Guerric’s master internship, carried out at the LEMAR laboratory in Brest with Emma Michaud and Adriana Spedicato, focused on the biomass of nematodes in Guadeloupean mangroves, in different disturbance contexts. Mangroves are tropical forests known to provide many ecosystem services such as carbon sequestration, coastal protection and their role as nurseries for certain species. However, these ecosystems are threatened by human activities and climate change. Meiofauna (sediment-dwelling animals measuring between 32 and 1000 µm) can be a good indicator to monitor the status of mangroves and detect potential disturbances.
Guerric studied the biomass and abundance of nematodes in 5 stations, Babin (BA), Fajou (FA), Intermediate (IN), Décharge (DE) and Goyave (GO) under different anthropic pressures.

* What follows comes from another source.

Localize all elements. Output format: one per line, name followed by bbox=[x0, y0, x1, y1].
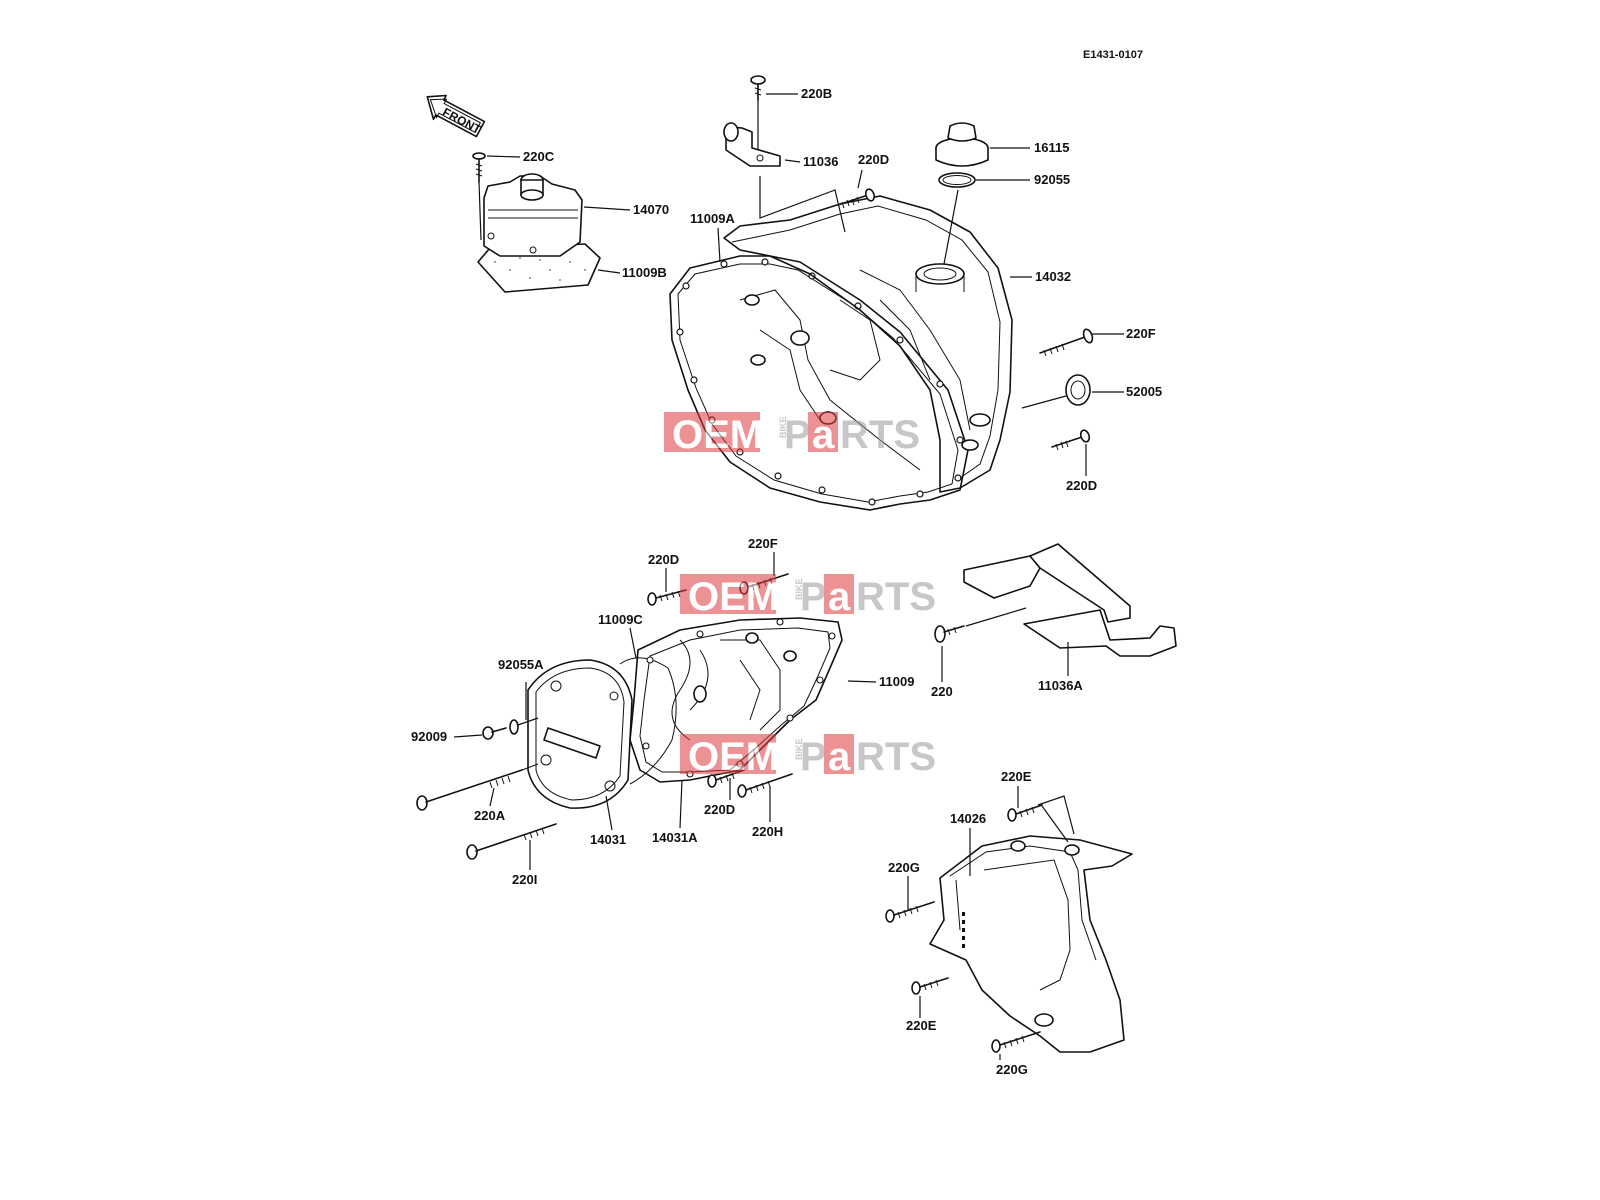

The GO and DE stations differ in their type of pollution: one is polluted by urban effluents (DE) while the other is located next to banana plantations (GO) where historically chlordecone has been used and persists in the sediments. Once the nematodes were fixed, he measured their length and width and deduced their biovolume from photos taken with a microscope.
Nematodes were mainly found at the surface, in the oxygenated layers. The different communities can be distinguished by their dominant genus. The De and GO stations showed very different results in terms of biomass. The smallest species were found in highly disturbed environments due to their opportunistic strategy with rapid growth, high reproductive potential but short life span. The nematode maturity index can be calculated and give insight into the degree of opportunism of the community.
However, this method is time consuming and not very accurate because many micro-habitats may be present in each station, which implies a high variability of results. It would therefore be necessary to study a larger number of samples or to specialize in micro-habitats. Another perspective would be to link these results to environmental data such as particulate organic carbon (POC), chemical measurements of pollution as well as isotope ratios.